I agree. I think the current way is very nice to use (in c). I think the best way would be to have something similar to vfork() but not bound by posix rules. Then make the normal posix apis (close, setuid, etc.) act like the Rust “builder” pattern. Possibly giving them a prefix for explicitness. That way the “fill out a giant structure” people could have their wish and the people that just want a faster posix experience don’t have to learn an entirely new concept and api surface. It would be future extensible that way, too (just add more prefixed calls to the builder).

The flip side of this is that you have to be aware of the entire state of the process, including everything done in libraries, in order to correctly start a new process.

Quick, what's the highest numbered open file descriptor in the your program?

This gets even worse if you have multiple threads running. Without looking it up, what is the state of all the various synchronization primitives in a forked process?

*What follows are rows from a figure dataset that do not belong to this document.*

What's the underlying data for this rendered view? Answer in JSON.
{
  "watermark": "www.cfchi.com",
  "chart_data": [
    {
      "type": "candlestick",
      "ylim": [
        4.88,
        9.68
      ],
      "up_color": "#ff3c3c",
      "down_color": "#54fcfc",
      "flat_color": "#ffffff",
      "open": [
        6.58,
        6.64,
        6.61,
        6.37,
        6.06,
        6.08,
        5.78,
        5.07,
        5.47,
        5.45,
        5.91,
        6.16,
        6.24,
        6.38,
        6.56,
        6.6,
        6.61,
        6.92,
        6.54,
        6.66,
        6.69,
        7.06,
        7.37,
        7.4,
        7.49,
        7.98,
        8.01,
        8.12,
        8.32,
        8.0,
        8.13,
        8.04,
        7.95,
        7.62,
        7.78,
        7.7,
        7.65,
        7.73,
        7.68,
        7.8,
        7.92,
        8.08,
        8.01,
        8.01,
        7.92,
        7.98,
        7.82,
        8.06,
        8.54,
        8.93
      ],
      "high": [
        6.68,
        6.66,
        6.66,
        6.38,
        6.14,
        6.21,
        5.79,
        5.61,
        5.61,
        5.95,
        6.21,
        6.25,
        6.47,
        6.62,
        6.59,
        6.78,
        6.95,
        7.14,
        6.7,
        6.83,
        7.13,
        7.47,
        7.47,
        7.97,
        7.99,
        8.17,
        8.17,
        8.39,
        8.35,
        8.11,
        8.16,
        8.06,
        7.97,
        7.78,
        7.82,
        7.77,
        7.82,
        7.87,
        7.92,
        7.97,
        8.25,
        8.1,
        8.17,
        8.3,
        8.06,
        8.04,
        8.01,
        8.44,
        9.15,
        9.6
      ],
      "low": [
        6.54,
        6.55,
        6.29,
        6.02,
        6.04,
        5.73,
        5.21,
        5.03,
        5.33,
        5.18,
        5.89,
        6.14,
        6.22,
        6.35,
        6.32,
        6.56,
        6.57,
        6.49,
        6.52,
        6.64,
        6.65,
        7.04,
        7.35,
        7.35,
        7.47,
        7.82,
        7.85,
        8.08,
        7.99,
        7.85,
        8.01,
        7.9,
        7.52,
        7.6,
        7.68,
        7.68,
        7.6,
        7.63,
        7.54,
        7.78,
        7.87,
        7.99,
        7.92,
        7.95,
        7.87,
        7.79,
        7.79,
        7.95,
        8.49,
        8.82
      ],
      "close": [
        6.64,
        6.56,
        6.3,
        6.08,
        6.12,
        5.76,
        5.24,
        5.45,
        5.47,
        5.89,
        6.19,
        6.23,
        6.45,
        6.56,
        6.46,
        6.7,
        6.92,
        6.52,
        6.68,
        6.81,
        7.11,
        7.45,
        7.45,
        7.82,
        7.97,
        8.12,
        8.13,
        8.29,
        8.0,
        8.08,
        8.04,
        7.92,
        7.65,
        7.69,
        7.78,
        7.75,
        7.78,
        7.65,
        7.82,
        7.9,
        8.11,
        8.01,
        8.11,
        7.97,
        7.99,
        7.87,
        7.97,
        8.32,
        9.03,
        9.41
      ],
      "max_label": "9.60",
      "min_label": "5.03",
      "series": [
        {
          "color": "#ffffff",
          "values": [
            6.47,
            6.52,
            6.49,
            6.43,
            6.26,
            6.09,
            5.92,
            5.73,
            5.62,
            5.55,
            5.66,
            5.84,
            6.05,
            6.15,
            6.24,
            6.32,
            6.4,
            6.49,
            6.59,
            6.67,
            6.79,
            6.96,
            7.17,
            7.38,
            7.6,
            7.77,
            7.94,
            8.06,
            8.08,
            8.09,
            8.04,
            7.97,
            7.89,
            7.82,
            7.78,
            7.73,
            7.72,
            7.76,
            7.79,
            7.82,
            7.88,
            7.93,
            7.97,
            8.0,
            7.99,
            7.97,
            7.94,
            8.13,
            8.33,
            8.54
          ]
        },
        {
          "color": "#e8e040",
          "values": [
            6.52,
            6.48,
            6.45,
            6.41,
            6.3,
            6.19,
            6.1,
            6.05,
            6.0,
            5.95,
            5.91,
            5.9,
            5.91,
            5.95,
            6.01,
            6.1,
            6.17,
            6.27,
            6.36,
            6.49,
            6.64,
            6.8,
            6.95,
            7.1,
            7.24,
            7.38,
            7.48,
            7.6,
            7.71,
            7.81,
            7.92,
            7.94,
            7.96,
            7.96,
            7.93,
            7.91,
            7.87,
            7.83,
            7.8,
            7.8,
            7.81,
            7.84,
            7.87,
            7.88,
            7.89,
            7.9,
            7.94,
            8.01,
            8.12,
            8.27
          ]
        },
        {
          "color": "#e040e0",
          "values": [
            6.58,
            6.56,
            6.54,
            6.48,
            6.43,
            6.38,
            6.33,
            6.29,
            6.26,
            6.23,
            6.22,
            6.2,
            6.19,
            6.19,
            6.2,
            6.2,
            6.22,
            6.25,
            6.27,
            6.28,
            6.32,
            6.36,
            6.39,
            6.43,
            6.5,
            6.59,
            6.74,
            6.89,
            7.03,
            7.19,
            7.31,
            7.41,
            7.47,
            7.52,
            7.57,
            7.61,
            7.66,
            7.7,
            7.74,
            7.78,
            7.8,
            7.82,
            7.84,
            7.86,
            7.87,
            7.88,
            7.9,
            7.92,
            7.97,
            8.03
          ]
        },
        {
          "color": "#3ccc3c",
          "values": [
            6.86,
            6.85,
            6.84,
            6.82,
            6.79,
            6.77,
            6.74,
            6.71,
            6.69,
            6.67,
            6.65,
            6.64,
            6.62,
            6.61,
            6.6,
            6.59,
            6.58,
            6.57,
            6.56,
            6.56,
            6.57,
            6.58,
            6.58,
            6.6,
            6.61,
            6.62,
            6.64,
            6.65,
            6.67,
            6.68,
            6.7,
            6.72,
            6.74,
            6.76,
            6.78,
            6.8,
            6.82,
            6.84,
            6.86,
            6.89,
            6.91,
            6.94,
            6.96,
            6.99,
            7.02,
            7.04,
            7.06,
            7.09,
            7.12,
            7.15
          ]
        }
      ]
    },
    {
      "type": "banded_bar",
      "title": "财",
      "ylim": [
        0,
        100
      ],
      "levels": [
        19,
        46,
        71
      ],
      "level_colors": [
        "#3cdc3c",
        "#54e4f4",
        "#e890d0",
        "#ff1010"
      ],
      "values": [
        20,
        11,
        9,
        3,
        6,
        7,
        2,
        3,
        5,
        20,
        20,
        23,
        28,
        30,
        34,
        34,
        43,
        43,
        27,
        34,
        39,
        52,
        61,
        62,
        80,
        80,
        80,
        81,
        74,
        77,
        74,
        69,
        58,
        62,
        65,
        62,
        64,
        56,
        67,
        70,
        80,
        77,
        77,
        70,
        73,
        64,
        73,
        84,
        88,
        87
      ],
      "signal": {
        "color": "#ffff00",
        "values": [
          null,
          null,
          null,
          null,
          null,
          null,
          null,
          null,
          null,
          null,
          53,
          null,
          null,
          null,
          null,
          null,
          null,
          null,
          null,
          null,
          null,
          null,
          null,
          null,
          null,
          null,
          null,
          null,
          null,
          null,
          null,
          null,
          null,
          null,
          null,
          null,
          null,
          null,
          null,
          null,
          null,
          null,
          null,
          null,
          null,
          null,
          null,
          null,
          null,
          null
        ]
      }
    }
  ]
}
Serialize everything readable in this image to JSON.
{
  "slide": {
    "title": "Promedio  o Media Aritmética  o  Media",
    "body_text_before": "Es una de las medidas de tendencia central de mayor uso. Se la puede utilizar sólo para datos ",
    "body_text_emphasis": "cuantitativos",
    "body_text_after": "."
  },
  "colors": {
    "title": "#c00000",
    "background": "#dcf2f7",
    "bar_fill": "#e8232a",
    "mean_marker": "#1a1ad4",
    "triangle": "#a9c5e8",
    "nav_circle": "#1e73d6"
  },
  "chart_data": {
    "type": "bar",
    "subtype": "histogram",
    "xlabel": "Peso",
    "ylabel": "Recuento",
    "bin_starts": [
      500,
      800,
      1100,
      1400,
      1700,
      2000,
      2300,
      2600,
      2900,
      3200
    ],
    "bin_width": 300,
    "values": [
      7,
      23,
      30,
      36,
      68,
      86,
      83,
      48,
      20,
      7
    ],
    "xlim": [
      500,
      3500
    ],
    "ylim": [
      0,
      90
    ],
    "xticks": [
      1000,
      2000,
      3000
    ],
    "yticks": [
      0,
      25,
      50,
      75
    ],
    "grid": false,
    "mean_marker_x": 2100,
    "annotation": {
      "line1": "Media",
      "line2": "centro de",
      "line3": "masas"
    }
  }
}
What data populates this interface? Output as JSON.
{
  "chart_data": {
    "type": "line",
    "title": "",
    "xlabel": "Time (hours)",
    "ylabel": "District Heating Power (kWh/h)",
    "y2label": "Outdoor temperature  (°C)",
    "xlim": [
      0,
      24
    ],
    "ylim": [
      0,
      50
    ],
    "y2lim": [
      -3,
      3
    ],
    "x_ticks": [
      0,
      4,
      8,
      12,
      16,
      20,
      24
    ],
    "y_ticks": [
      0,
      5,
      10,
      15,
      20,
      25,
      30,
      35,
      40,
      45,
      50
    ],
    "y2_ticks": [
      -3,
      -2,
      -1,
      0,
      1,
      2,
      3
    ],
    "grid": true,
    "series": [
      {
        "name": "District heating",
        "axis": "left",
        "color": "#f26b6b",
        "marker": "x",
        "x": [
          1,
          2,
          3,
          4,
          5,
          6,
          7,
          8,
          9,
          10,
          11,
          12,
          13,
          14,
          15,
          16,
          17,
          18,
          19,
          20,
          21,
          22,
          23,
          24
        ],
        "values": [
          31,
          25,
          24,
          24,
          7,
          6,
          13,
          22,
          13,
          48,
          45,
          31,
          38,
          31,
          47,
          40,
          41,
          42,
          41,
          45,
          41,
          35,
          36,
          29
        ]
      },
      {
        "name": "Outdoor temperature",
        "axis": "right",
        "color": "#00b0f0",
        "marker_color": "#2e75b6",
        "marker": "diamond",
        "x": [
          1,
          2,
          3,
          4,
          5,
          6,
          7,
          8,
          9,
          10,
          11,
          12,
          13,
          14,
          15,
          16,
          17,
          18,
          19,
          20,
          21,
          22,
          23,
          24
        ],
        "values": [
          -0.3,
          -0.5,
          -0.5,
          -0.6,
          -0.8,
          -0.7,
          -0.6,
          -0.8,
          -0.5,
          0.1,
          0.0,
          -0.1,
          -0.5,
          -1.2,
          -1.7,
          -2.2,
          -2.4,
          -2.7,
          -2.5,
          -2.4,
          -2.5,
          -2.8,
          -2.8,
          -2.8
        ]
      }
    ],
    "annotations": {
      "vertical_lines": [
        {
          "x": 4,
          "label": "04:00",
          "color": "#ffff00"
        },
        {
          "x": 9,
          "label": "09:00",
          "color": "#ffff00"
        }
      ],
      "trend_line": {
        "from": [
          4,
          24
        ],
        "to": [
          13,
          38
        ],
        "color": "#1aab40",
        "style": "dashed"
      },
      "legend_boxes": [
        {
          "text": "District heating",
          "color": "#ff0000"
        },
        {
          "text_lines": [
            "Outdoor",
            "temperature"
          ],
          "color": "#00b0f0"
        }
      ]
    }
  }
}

The new system calls described in the article have an extensible declarative command interface built into them to do things like close or duplicate file descriptors. Not opposed to it but it definitely stood out to me.

That's mostly papering over design mistake that most syscalls doesn't accept target pid. Otherwise you could just create suspended process, configure it with syscalls that explicitly take target pid, and start it.

  • Maybe, I am not saying fork() + exec() model couldn't be improved, but most people saying it is "terrible" and it needs to die seem to go on to propose something substantially worse.